Sauteing, Stirfry, Cruise Ships, and Other Exercises in Creativity

Recently I was hired to facilitate an "idea generating" session for a local company. The
owners, wisely, wanted to harness the creativity of their staff to help the company grow
and develop. By the end of the session, everyone was amazed at how many ideas could
be generated in two hours. The experience reminded me how powerful creativity is and
how easily and joyously it can be tapped.

Whole books have been written on creativity techniques. Here are a couple of my
favorites.

Just about everyone has heard of brainstorming, first coined in the 1950s by New York
advertising executive Alex Osborne. The basic rules of brainstorming are: 1) generate
LOTS of ideas; 2) go for the wild, the silly and the impractical (As Osborne said, "It is
easier to tone down a wild idea than to think up a new one."); 3) "piggyback" on others'
ideas by expanding, consolidating, substituting, reversing, and rearranging; 4) suspend
judgment on all ideas offered; and 5) encourage speed.

The last two can incur problems. Sometimes we forget that positive judgments are still
judgments, and just as insidious as criticism. Comments like, "Great idea!" and "That's a
really good point" sound supportive, but they can subtly influence participants to flavor
future ideas toward a similar reaction.

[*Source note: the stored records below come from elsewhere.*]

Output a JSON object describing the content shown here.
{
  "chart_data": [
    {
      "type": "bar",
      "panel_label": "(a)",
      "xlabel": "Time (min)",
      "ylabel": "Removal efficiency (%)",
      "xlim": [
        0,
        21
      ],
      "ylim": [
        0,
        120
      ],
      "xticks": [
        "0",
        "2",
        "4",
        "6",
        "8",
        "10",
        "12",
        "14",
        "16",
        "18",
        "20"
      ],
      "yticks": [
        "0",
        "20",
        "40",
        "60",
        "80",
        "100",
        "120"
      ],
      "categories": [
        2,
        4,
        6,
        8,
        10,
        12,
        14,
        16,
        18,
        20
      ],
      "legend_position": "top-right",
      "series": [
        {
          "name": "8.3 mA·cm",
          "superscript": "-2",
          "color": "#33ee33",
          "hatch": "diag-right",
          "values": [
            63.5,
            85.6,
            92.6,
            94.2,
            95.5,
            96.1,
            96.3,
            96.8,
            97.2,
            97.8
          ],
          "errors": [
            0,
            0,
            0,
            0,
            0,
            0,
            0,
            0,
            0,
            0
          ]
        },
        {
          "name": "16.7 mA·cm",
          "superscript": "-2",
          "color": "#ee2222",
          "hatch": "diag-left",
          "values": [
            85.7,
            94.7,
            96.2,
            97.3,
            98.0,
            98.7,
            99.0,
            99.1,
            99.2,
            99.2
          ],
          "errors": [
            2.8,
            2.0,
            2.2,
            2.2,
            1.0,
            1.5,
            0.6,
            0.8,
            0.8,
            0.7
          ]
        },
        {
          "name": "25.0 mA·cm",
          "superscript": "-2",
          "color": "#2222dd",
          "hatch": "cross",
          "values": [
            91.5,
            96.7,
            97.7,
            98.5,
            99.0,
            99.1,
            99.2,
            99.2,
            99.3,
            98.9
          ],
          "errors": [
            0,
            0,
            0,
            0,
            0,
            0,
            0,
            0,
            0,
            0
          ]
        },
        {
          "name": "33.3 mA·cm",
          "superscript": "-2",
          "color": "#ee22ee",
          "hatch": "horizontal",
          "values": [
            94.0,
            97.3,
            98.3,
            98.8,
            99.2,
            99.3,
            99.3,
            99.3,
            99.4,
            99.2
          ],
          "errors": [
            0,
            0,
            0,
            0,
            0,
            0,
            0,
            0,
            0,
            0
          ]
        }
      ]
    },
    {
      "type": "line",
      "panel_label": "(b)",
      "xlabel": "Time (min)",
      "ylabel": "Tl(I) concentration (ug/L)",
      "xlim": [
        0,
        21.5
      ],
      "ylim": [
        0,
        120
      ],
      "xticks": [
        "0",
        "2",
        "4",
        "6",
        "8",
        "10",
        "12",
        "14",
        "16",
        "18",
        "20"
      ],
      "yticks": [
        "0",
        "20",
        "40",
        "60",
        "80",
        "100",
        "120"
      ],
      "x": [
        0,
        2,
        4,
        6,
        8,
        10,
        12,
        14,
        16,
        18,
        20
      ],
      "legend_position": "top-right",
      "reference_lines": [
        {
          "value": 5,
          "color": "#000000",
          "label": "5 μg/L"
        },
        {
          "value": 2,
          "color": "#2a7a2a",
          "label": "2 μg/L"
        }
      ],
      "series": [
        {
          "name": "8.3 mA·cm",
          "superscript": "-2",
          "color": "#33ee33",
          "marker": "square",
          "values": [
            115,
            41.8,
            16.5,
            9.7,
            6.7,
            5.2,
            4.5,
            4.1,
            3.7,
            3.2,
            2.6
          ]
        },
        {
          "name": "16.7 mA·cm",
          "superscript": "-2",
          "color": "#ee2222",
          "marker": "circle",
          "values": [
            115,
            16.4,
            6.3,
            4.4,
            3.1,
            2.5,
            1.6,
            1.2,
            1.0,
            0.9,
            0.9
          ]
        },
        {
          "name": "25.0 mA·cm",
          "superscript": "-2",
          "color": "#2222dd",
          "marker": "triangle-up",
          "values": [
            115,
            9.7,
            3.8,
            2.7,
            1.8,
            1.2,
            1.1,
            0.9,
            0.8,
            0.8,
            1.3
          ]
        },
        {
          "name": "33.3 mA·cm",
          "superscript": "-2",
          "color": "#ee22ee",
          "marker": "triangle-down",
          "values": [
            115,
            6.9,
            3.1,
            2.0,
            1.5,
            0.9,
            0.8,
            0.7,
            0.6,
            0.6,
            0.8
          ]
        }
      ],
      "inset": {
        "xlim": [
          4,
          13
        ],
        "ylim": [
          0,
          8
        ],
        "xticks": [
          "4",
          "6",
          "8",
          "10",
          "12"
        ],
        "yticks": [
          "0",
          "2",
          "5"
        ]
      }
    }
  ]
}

After all, who among us doesn't like approval? How
easy it is to start thinking, "What can I say that will gain me approval like that?"

As for speed, I've seen participants invest long pregnant moments sorting through all the
sedimentary layers of one idea rather than building on it or moving on to others. A slow,
reflective pace yields creativity in other contexts, but with brainstorming, speed is a great
catalyst because it minimizes analyzing. Think sauteing or stir-frying. There's plenty of
time to marinate later.

The way a brainstorming question is structured also affects creativity. Here's what I've
seen work best:

Use a current challenge faced by the organization, framed as a question
"How can we better serve our existing clients?" To this I've heard everything from
reasonable ideas ("Offer a discount to repeat customers") to the zany and silly ("Let's
work in the nude!").

Offer a provocative twist on an accepted wisdom
Years ago in a seminar I led in the East Bay, I challenged a group with this question:
"What are some positive results of the Oakland fires?" In other words, turn a situation
normally perceived as negative on its head in order to force people out of predictable
attitudes. "Pattern disruption" is one definition of creativity.

Keep the question tightly focused
"How can we be more creative?" is too open-ended. More focused and effective: "How
can we give people a better shopping experience in our store?"

Team participants with people they don't ordinarily work with
Separate best friends. Mix allies with adversaries, entry-level clerks with top dogs.
Ruthlessly reconstitute groups as needed. An important sub-text of any creativity process
is to break up the inevitable clans that occur in the workplace and help people warm up to
each other. Ideas are great--but it's people who implement them, and people have to
cooperate for the implementation to succeed.

Because brainstorming has been around for so long, it's easy to dismiss it, but in 2004, it
remains as powerful a technique for generating ideas in a democratic spirit as it was fifty
years ago.

A second exercise people enjoy and benefit from is word play. Imagery is powerful; it's
the original seed of any business, movement or change. Playing with metaphors is
particularly helpful when people are struggling to bring clarity to a fuzzy issue. I have
invited working groups to use the power of imagery to describe their organization or
situation--and to dream a new one into being. For example, consider this question:

If our company was a form of transportation, what would it be, and what does that say
about us?
"We're a truck that has lost its brakes on a downhill grade."
"We're a cruise ship--sedate, protective of our customers, low-risk and over-conservative."
"We're like Southwest. No frills, but fun."
"We're a mountain bike: strong and tough. We thrive under bumpy conditions."

You can use other images similarly. A group of design-oriented engineers I worked with
had a heyday with the question, "What shape are we?"

With brainstorming and word play, generating ideas is only the first step. Then comes
refining, narrowing and deciding how to use the ideas.

Beyond content, the key to any kind of group exercise is participation. As we all know,
when people are having fun, barriers drop. Hierarchies slip away. Everyone's ideas are
valid. The new kid on the block and the guy who's worked there for 30 years, the
wallflower and the extrovert, all are involved, all feel welcome. Out of that sense of
belonging and creative energy, anything is possible.